La pandémie a entraîné un effondrement brutal de l'économie. Selon la dernière évaluation de l'observatoire français des conjonctures économiques (OFCE) rendue publique le 11 décembre, les pertes de revenus sont estimées à 191 milliards d'euros sur l'ensemble de l'année 2020. "Le bilan est à la hauteur de la crise. Les pertes sont de l'ordre de 200 milliards.
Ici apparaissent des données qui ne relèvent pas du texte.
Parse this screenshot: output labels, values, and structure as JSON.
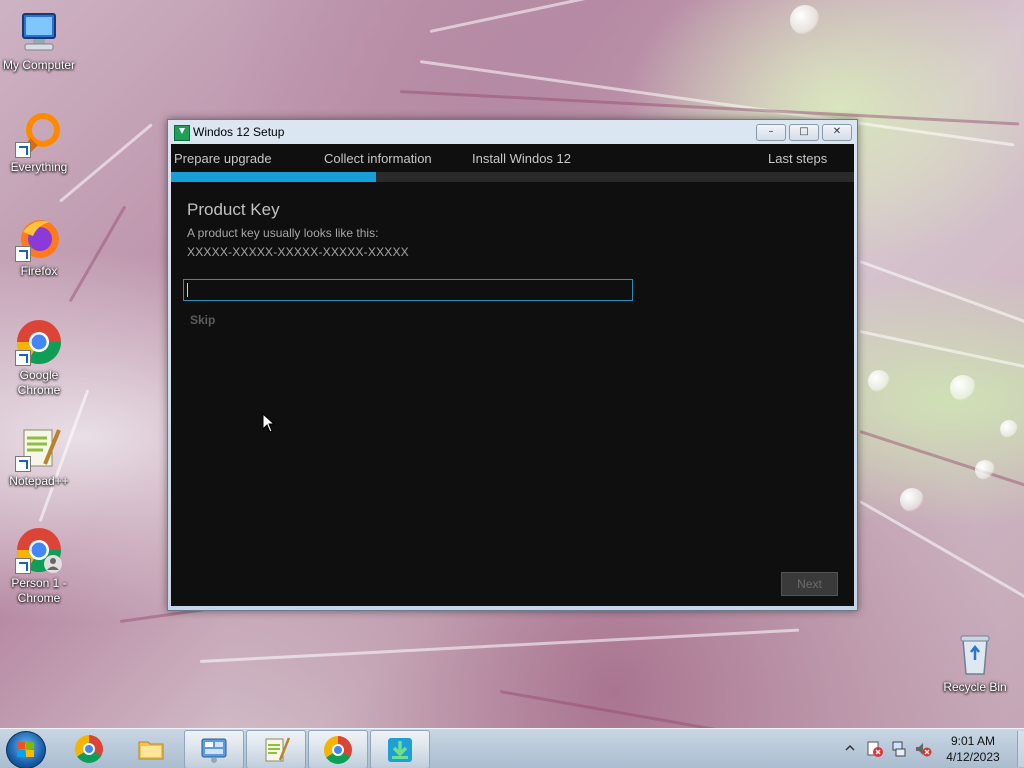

Les administrations publiques vont absorber deux tiers du choc et un tiers est à la charge des agents privés comme les entreprises et les ménages" a expliqué l'économiste Mathieu Plane lors d'un point presse. Les différentes vagues d'épidémie, la pénurie de masques et de médicaments au printemps et la saturation des hôpitaux ont obligé l'exécutif a mettre en oeuvre un arsenal important de mesures d'urgence économiques et sociales. En dépit de ces filets de sécurité, le produit intérieur brut devrait plonger de 9,5% en 2020 avant de rebondir à 7,1% en 2021. "C'est une crise inédite depuis la Seconde guerre mondiale. La plus grave que la France ait connu est celle des subprimes avec une récession d'environ -3%. C'est donc une crise trois fois plus importante que la dernière récession", a-t-il poursuivi.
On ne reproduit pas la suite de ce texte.